Davide Ruggeri
- Born: 7 May 1999 (age 27) Como, Italy
- Height: 1.90 m (6 ft 3 in)
- Weight: 100 kg (15 st 10 lb; 220 lb)

Rugby union career
- Position: Flanker
- Current team: Zebre Parma

Youth career
- Rugby Como
- –: Rugby Milano

Senior career
- Years: Team / Apps / (Points)
- 2017−2019: F.I.R. Academy
- 2018: →Zebre / 1 / (0)
- 2019−2022: Rovigo Delta / 48 / (50)
- 2020−2021: →Benetton / 4 / (5)
- 2022−: Zebre Parma / 46 / (0)
- Correct as of 9 Aug 2026

International career
- Years: Team / Apps / (Points)
- 2018−2019: Italy Under 20 / 17 / (0)
- 2021−2022: Emerging Italy / 2 / (15)
- 2022: Italy A / 1 / (5)
- 2026: Italy XV / 1 / (0)
- Correct as of 24 Jun 2022

= Davide Ruggeri =

Italian rugby union player

Davide Ruggeri (born 7 May 1999) is an Italian rugby union player.
His usual position is as a Flanker and he currently plays for Zebre Parma in United Rugby Championship.
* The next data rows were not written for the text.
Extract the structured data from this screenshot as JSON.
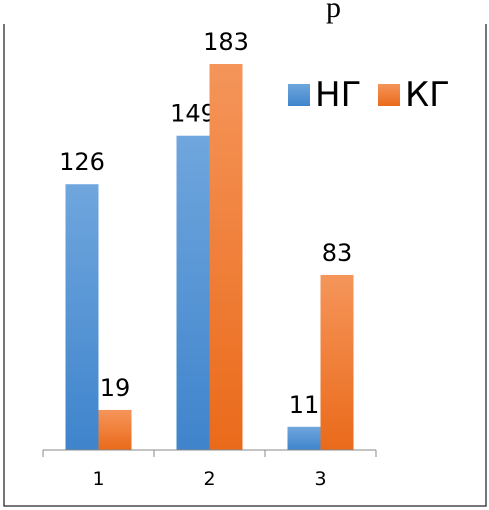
{
  "caption_fragment": "р",
  "chart_data": {
    "type": "bar",
    "categories": [
      "1",
      "2",
      "3"
    ],
    "series": [
      {
        "name": "НГ",
        "values": [
          126,
          149,
          11
        ],
        "color": "#4A8FD6"
      },
      {
        "name": "КГ",
        "values": [
          19,
          183,
          83
        ],
        "color": "#F07A2C"
      }
    ],
    "title": "",
    "xlabel": "",
    "ylabel": "",
    "ylim": [
      0,
      183
    ],
    "grid": false,
    "legend_position": "top-right",
    "data_labels": true
  }
}
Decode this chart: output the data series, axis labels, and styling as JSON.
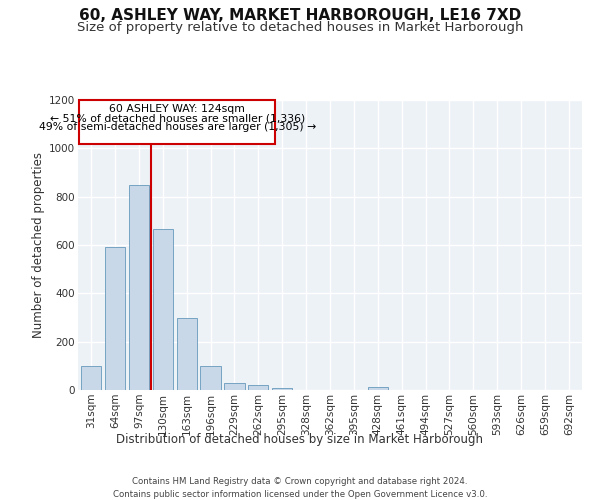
{
  "title": "60, ASHLEY WAY, MARKET HARBOROUGH, LE16 7XD",
  "subtitle": "Size of property relative to detached houses in Market Harborough",
  "xlabel": "Distribution of detached houses by size in Market Harborough",
  "ylabel": "Number of detached properties",
  "footer_line1": "Contains HM Land Registry data © Crown copyright and database right 2024.",
  "footer_line2": "Contains public sector information licensed under the Open Government Licence v3.0.",
  "categories": [
    "31sqm",
    "64sqm",
    "97sqm",
    "130sqm",
    "163sqm",
    "196sqm",
    "229sqm",
    "262sqm",
    "295sqm",
    "328sqm",
    "362sqm",
    "395sqm",
    "428sqm",
    "461sqm",
    "494sqm",
    "527sqm",
    "560sqm",
    "593sqm",
    "626sqm",
    "659sqm",
    "692sqm"
  ],
  "values": [
    98,
    590,
    848,
    665,
    300,
    100,
    30,
    22,
    10,
    0,
    0,
    0,
    12,
    0,
    0,
    0,
    0,
    0,
    0,
    0,
    0
  ],
  "bar_color": "#c8d8e8",
  "bar_edge_color": "#6699bb",
  "property_line_x": 2.5,
  "annotation_text_line1": "60 ASHLEY WAY: 124sqm",
  "annotation_text_line2": "← 51% of detached houses are smaller (1,336)",
  "annotation_text_line3": "49% of semi-detached houses are larger (1,305) →",
  "annotation_box_color": "#ffffff",
  "annotation_box_edge_color": "#cc0000",
  "line_color": "#cc0000",
  "ylim": [
    0,
    1200
  ],
  "yticks": [
    0,
    200,
    400,
    600,
    800,
    1000,
    1200
  ],
  "background_color": "#edf2f7",
  "grid_color": "#ffffff",
  "title_fontsize": 11,
  "subtitle_fontsize": 9.5,
  "axis_label_fontsize": 8.5,
  "tick_fontsize": 7.5,
  "footer_fontsize": 6.2
}
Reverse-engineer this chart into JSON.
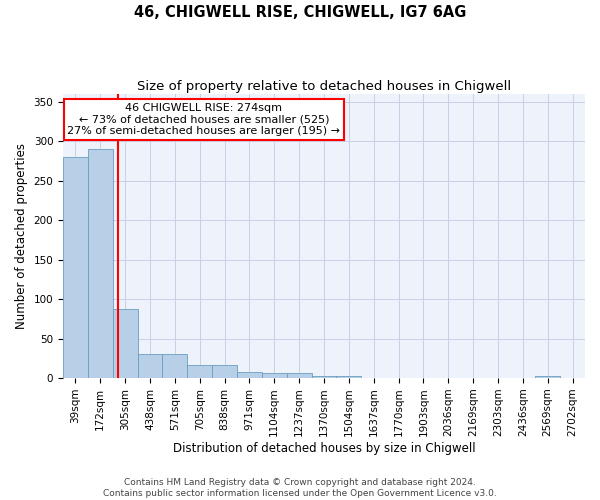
{
  "title": "46, CHIGWELL RISE, CHIGWELL, IG7 6AG",
  "subtitle": "Size of property relative to detached houses in Chigwell",
  "xlabel": "Distribution of detached houses by size in Chigwell",
  "ylabel": "Number of detached properties",
  "bin_labels": [
    "39sqm",
    "172sqm",
    "305sqm",
    "438sqm",
    "571sqm",
    "705sqm",
    "838sqm",
    "971sqm",
    "1104sqm",
    "1237sqm",
    "1370sqm",
    "1504sqm",
    "1637sqm",
    "1770sqm",
    "1903sqm",
    "2036sqm",
    "2169sqm",
    "2303sqm",
    "2436sqm",
    "2569sqm",
    "2702sqm"
  ],
  "bar_heights": [
    280,
    290,
    88,
    30,
    30,
    16,
    16,
    8,
    6,
    6,
    3,
    3,
    0,
    0,
    0,
    0,
    0,
    0,
    0,
    3,
    0
  ],
  "bar_color": "#b8cfe8",
  "bar_edge_color": "#6a9ec0",
  "red_line_x": 1.72,
  "annotation_line1": "46 CHIGWELL RISE: 274sqm",
  "annotation_line2": "← 73% of detached houses are smaller (525)",
  "annotation_line3": "27% of semi-detached houses are larger (195) →",
  "ylim": [
    0,
    360
  ],
  "yticks": [
    0,
    50,
    100,
    150,
    200,
    250,
    300,
    350
  ],
  "footer_line1": "Contains HM Land Registry data © Crown copyright and database right 2024.",
  "footer_line2": "Contains public sector information licensed under the Open Government Licence v3.0.",
  "bg_color": "#eef2fb",
  "grid_color": "#c8d0e8",
  "title_fontsize": 10.5,
  "subtitle_fontsize": 9.5,
  "axis_label_fontsize": 8.5,
  "tick_fontsize": 7.5,
  "annotation_fontsize": 8,
  "footer_fontsize": 6.5
}
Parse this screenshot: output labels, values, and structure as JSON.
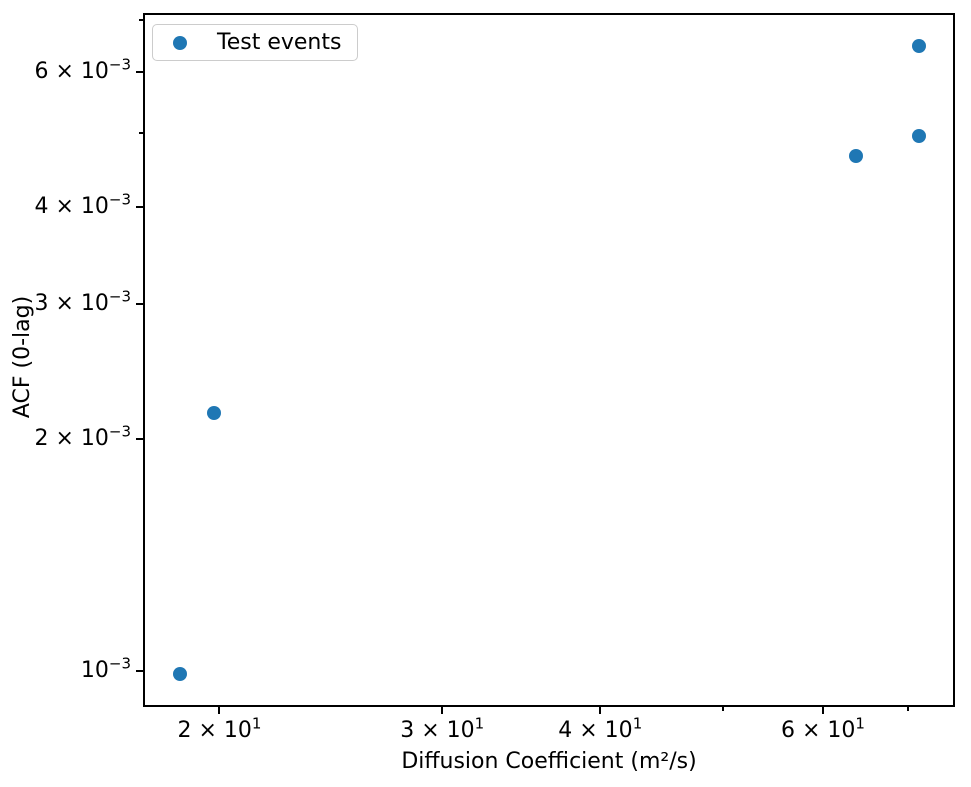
{
  "chart_data": {
    "type": "scatter",
    "title": "",
    "xlabel": "Diffusion Coefficient (m²/s)",
    "ylabel": "ACF (0-lag)",
    "xscale": "log",
    "yscale": "log",
    "xlim": [
      17.4,
      76.3
    ],
    "ylim": [
      0.000898,
      0.00715
    ],
    "grid": false,
    "legend_position": "upper left",
    "legend": [
      {
        "label": "Test events",
        "color": "#1f77b4"
      }
    ],
    "series": [
      {
        "name": "Test events",
        "color": "#1f77b4",
        "points": [
          {
            "x": 18.6,
            "y": 0.00099
          },
          {
            "x": 19.8,
            "y": 0.00216
          },
          {
            "x": 63.7,
            "y": 0.00466
          },
          {
            "x": 71.4,
            "y": 0.00495
          },
          {
            "x": 71.4,
            "y": 0.00647
          }
        ]
      }
    ],
    "x_ticks": [
      {
        "v": 20,
        "base": "2 × 10",
        "sup": "1"
      },
      {
        "v": 30,
        "base": "3 × 10",
        "sup": "1"
      },
      {
        "v": 40,
        "base": "4 × 10",
        "sup": "1"
      },
      {
        "v": 50,
        "minor": true
      },
      {
        "v": 60,
        "base": "6 × 10",
        "sup": "1"
      },
      {
        "v": 70,
        "minor": true
      }
    ],
    "y_ticks": [
      {
        "v": 0.007,
        "minor": true
      },
      {
        "v": 0.006,
        "base": "6 × 10",
        "sup": "−3"
      },
      {
        "v": 0.005,
        "minor": true
      },
      {
        "v": 0.004,
        "base": "4 × 10",
        "sup": "−3"
      },
      {
        "v": 0.003,
        "base": "3 × 10",
        "sup": "−3"
      },
      {
        "v": 0.002,
        "base": "2 × 10",
        "sup": "−3"
      },
      {
        "v": 0.001,
        "base": "10",
        "sup": "−3"
      }
    ]
  }
}
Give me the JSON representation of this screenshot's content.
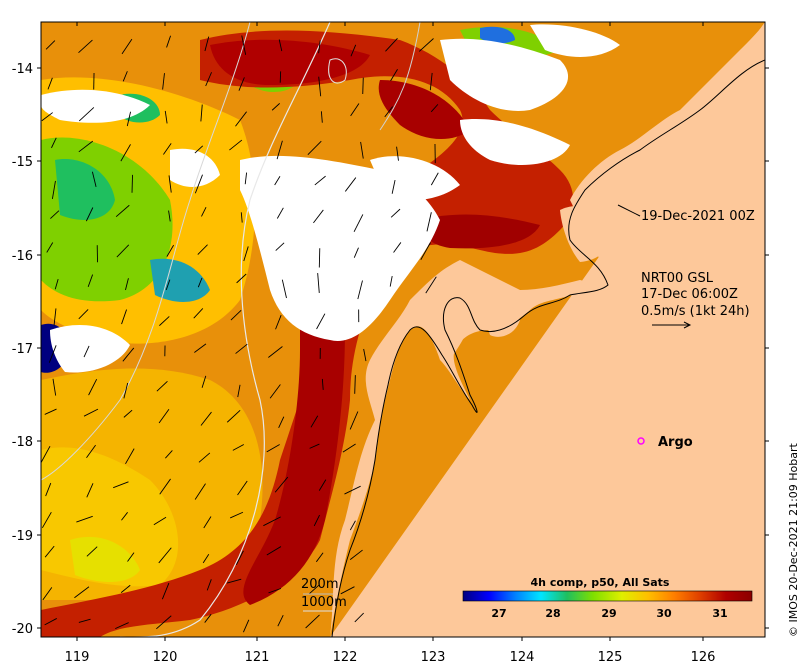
{
  "map": {
    "x_ticks": [
      "119",
      "120",
      "121",
      "122",
      "123",
      "124",
      "125",
      "126"
    ],
    "y_ticks": [
      "-14",
      "-15",
      "-16",
      "-17",
      "-18",
      "-19",
      "-20"
    ],
    "lon_range": [
      118.6,
      126.8
    ],
    "lat_range": [
      -20.1,
      -13.5
    ],
    "land_color": "#fdc89a",
    "cloud_color": "#ffffff"
  },
  "annotations": {
    "timestamp_label": "19-Dec-2021 00Z",
    "currents_line1": "NRT00 GSL",
    "currents_line2": "17-Dec 06:00Z",
    "currents_line3": "0.5m/s (1kt 24h)",
    "argo_label": "Argo",
    "contour_200": "200m",
    "contour_1000": "1000m"
  },
  "colorbar": {
    "title": "4h comp, p50, All Sats",
    "ticks": [
      "27",
      "28",
      "29",
      "30",
      "31"
    ],
    "colors": [
      "#00007f",
      "#0000ff",
      "#007fff",
      "#00e5ff",
      "#1fbf5f",
      "#7fdf00",
      "#dfef00",
      "#ffbf00",
      "#ff7f00",
      "#df3f00",
      "#b00000",
      "#8b0000"
    ]
  },
  "credit": "© IMOS 20-Dec-2021 21:09 Hobart",
  "argo_color": "#ff00ff"
}
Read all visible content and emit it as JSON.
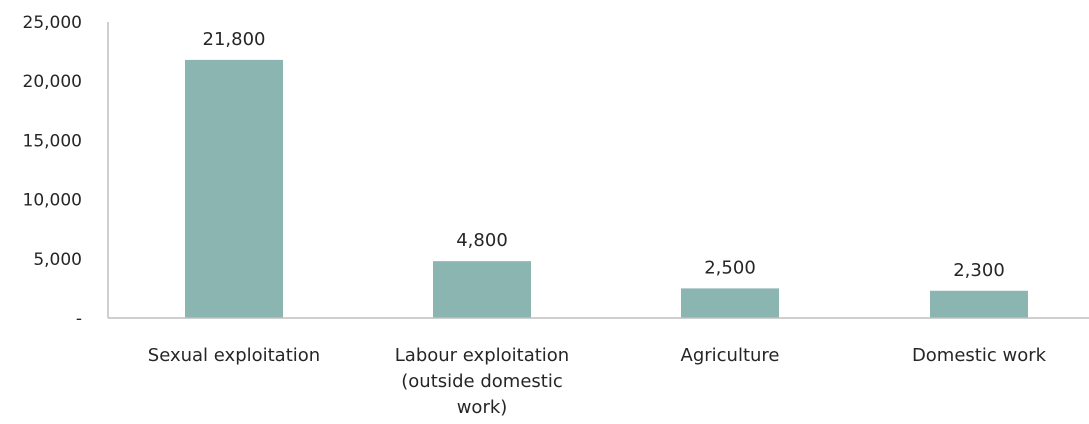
{
  "chart_data": {
    "type": "bar",
    "title": "",
    "xlabel": "",
    "ylabel": "",
    "categories": [
      [
        "Sexual exploitation"
      ],
      [
        "Labour exploitation",
        "(outside domestic",
        "work)"
      ],
      [
        "Agriculture"
      ],
      [
        "Domestic work"
      ]
    ],
    "values": [
      21800,
      4800,
      2500,
      2300
    ],
    "data_labels": [
      "21,800",
      "4,800",
      "2,500",
      "2,300"
    ],
    "ylim": [
      0,
      25000
    ],
    "yticks": [
      0,
      5000,
      10000,
      15000,
      20000,
      25000
    ],
    "ytick_labels": [
      "-",
      "5,000",
      "10,000",
      "15,000",
      "20,000",
      "25,000"
    ],
    "grid": false,
    "legend": "none",
    "bar_color": "#8ab5b0",
    "axis_color": "#bfbfbf",
    "text_color": "#262626"
  }
}
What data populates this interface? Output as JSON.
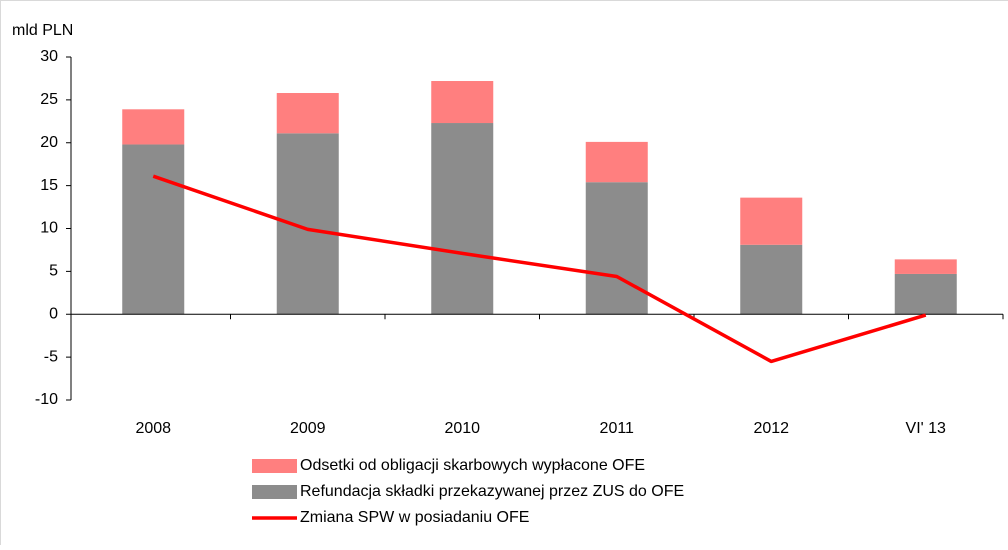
{
  "chart_data": {
    "type": "bar",
    "y_label": "mld PLN",
    "categories": [
      "2008",
      "2009",
      "2010",
      "2011",
      "2012",
      "VI' 13"
    ],
    "series": [
      {
        "name": "Odsetki od obligacji skarbowych wypłacone OFE",
        "type": "bar",
        "color": "#ff7f7f",
        "values": [
          4.1,
          4.7,
          4.9,
          4.7,
          5.5,
          1.7
        ]
      },
      {
        "name": "Refundacja składki przekazywanej przez ZUS do OFE",
        "type": "bar",
        "color": "#8c8c8c",
        "values": [
          19.8,
          21.1,
          22.3,
          15.4,
          8.1,
          4.7
        ]
      },
      {
        "name": "Zmiana SPW w posiadaniu OFE",
        "type": "line",
        "color": "#ff0000",
        "values": [
          16.1,
          9.9,
          7.1,
          4.4,
          -5.5,
          -0.1
        ]
      }
    ],
    "ylim": [
      -10,
      30
    ],
    "yticks": [
      -10,
      -5,
      0,
      5,
      10,
      15,
      20,
      25,
      30
    ]
  }
}
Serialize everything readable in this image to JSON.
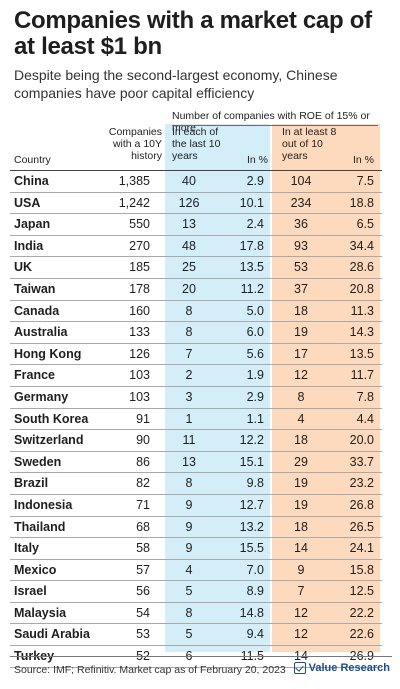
{
  "title": "Companies with a market cap of at least $1 bn",
  "subtitle": "Despite being the second-largest economy, Chinese companies have poor capital efficiency",
  "table": {
    "group_header": "Number of companies with ROE of 15% or more",
    "col_country": "Country",
    "col_companies": "Companies with a 10Y history",
    "col_each": "In each of the last 10 years",
    "col_pct1": "In %",
    "col_atleast": "In at least 8 out of 10 years",
    "col_pct2": "In %"
  },
  "colors": {
    "blue_band": "#d3eef9",
    "orange_band": "#fdd9bd",
    "brand": "#1a4e8a"
  },
  "chart_data": {
    "type": "table",
    "title": "Companies with a market cap of at least $1 bn",
    "columns": [
      "Country",
      "Companies with a 10Y history",
      "In each of the last 10 years",
      "In %",
      "In at least 8 out of 10 years",
      "In %"
    ],
    "rows": [
      {
        "country": "China",
        "companies": "1,385",
        "each": "40",
        "pct1": "2.9",
        "atleast": "104",
        "pct2": "7.5"
      },
      {
        "country": "USA",
        "companies": "1,242",
        "each": "126",
        "pct1": "10.1",
        "atleast": "234",
        "pct2": "18.8"
      },
      {
        "country": "Japan",
        "companies": "550",
        "each": "13",
        "pct1": "2.4",
        "atleast": "36",
        "pct2": "6.5"
      },
      {
        "country": "India",
        "companies": "270",
        "each": "48",
        "pct1": "17.8",
        "atleast": "93",
        "pct2": "34.4"
      },
      {
        "country": "UK",
        "companies": "185",
        "each": "25",
        "pct1": "13.5",
        "atleast": "53",
        "pct2": "28.6"
      },
      {
        "country": "Taiwan",
        "companies": "178",
        "each": "20",
        "pct1": "11.2",
        "atleast": "37",
        "pct2": "20.8"
      },
      {
        "country": "Canada",
        "companies": "160",
        "each": "8",
        "pct1": "5.0",
        "atleast": "18",
        "pct2": "11.3"
      },
      {
        "country": "Australia",
        "companies": "133",
        "each": "8",
        "pct1": "6.0",
        "atleast": "19",
        "pct2": "14.3"
      },
      {
        "country": "Hong Kong",
        "companies": "126",
        "each": "7",
        "pct1": "5.6",
        "atleast": "17",
        "pct2": "13.5"
      },
      {
        "country": "France",
        "companies": "103",
        "each": "2",
        "pct1": "1.9",
        "atleast": "12",
        "pct2": "11.7"
      },
      {
        "country": "Germany",
        "companies": "103",
        "each": "3",
        "pct1": "2.9",
        "atleast": "8",
        "pct2": "7.8"
      },
      {
        "country": "South Korea",
        "companies": "91",
        "each": "1",
        "pct1": "1.1",
        "atleast": "4",
        "pct2": "4.4"
      },
      {
        "country": "Switzerland",
        "companies": "90",
        "each": "11",
        "pct1": "12.2",
        "atleast": "18",
        "pct2": "20.0"
      },
      {
        "country": "Sweden",
        "companies": "86",
        "each": "13",
        "pct1": "15.1",
        "atleast": "29",
        "pct2": "33.7"
      },
      {
        "country": "Brazil",
        "companies": "82",
        "each": "8",
        "pct1": "9.8",
        "atleast": "19",
        "pct2": "23.2"
      },
      {
        "country": "Indonesia",
        "companies": "71",
        "each": "9",
        "pct1": "12.7",
        "atleast": "19",
        "pct2": "26.8"
      },
      {
        "country": "Thailand",
        "companies": "68",
        "each": "9",
        "pct1": "13.2",
        "atleast": "18",
        "pct2": "26.5"
      },
      {
        "country": "Italy",
        "companies": "58",
        "each": "9",
        "pct1": "15.5",
        "atleast": "14",
        "pct2": "24.1"
      },
      {
        "country": "Mexico",
        "companies": "57",
        "each": "4",
        "pct1": "7.0",
        "atleast": "9",
        "pct2": "15.8"
      },
      {
        "country": "Israel",
        "companies": "56",
        "each": "5",
        "pct1": "8.9",
        "atleast": "7",
        "pct2": "12.5"
      },
      {
        "country": "Malaysia",
        "companies": "54",
        "each": "8",
        "pct1": "14.8",
        "atleast": "12",
        "pct2": "22.2"
      },
      {
        "country": "Saudi Arabia",
        "companies": "53",
        "each": "5",
        "pct1": "9.4",
        "atleast": "12",
        "pct2": "22.6"
      },
      {
        "country": "Turkey",
        "companies": "52",
        "each": "6",
        "pct1": "11.5",
        "atleast": "14",
        "pct2": "26.9"
      }
    ]
  },
  "footer": {
    "source": "Source: IMF; Refinitiv. Market cap as of February 20, 2023",
    "brand": "Value Research",
    "brand_icon": "checkmark-box-icon"
  }
}
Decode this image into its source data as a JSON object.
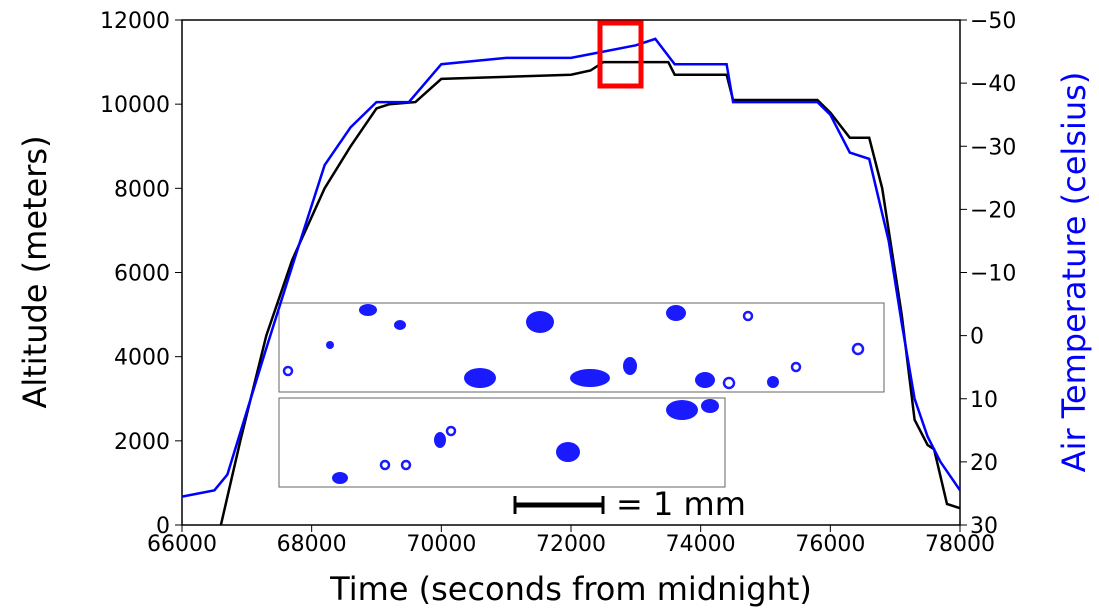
{
  "chart_data": {
    "type": "line",
    "xlabel": "Time (seconds from midnight)",
    "ylabel": "Altitude (meters)",
    "y2label": "Air Temperature (celsius)",
    "annotation": "= 1 mm",
    "xlim": [
      66000,
      78000
    ],
    "xticks": [
      66000,
      68000,
      70000,
      72000,
      74000,
      76000,
      78000
    ],
    "ylim": [
      0,
      12000
    ],
    "yticks": [
      0,
      2000,
      4000,
      6000,
      8000,
      10000,
      12000
    ],
    "y2lim": [
      30,
      -50
    ],
    "y2ticks": [
      {
        "value": -50,
        "label": "−50"
      },
      {
        "value": -40,
        "label": "−40"
      },
      {
        "value": -30,
        "label": "−30"
      },
      {
        "value": -20,
        "label": "−20"
      },
      {
        "value": -10,
        "label": "−10"
      },
      0,
      10,
      20,
      30
    ],
    "series": [
      {
        "name": "Altitude",
        "color": "#000000",
        "x": [
          66600,
          66900,
          67300,
          67700,
          68200,
          68600,
          69000,
          69200,
          69600,
          70000,
          72000,
          72300,
          72500,
          73500,
          73600,
          74400,
          74500,
          75800,
          76000,
          76300,
          76600,
          76800,
          77100,
          77300,
          77500,
          77600,
          77800,
          78000
        ],
        "values": [
          0,
          2000,
          4500,
          6300,
          8000,
          9000,
          9900,
          10000,
          10050,
          10600,
          10700,
          10800,
          11000,
          11000,
          10700,
          10700,
          10100,
          10100,
          9800,
          9200,
          9200,
          8000,
          5000,
          2500,
          1900,
          1800,
          500,
          400
        ]
      },
      {
        "name": "Air Temperature",
        "color": "#0000ff",
        "axis": "y2",
        "x": [
          66000,
          66500,
          66700,
          67000,
          67300,
          67700,
          68200,
          68600,
          69000,
          69500,
          70000,
          71000,
          72000,
          72500,
          73000,
          73300,
          73600,
          74400,
          74500,
          75800,
          76000,
          76300,
          76600,
          76900,
          77100,
          77300,
          77500,
          77700,
          77900,
          78000
        ],
        "values": [
          25.5,
          24.5,
          22,
          12,
          2,
          -11,
          -27,
          -33,
          -37,
          -37,
          -43,
          -44,
          -44,
          -45,
          -46,
          -47,
          -43,
          -43,
          -37,
          -37,
          -35,
          -29,
          -28,
          -15,
          -2,
          10,
          16,
          20,
          23,
          24.5
        ]
      }
    ]
  }
}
Selected for F.I.R. Academy squad, in 2018–19 Pro14 season, Ruggeri was named as Additional Player for Zebre and for 2020–21 Pro14 season, under contract with Rovigo Delta in Top12, he was named as Permit Player for Benetton Rugby.

In 2018 and 2019, Ruggeri was named in the Italy Under 20 squad. On 8 December 2021, he was selected by Alessandro Troncon to be part of an Emerging Italy 27-man squad for the 2021 end-of-year rugby union internationals. On 26 May Ruggeri was called in Italy A squad for the South African tour in the 2022 mid-year rugby union tests against Namibia and Currie Cup XV team.
On 30 November 2023 he was called in Italy Under 23 squad for test series against IRFU Combined Academies.
On 28 January 2026 he was selected by Massimo Brunello to be part of an Italy XV squad for two official tests against Scotland A and Chile during 2026 men's rugby union internationals window of spring.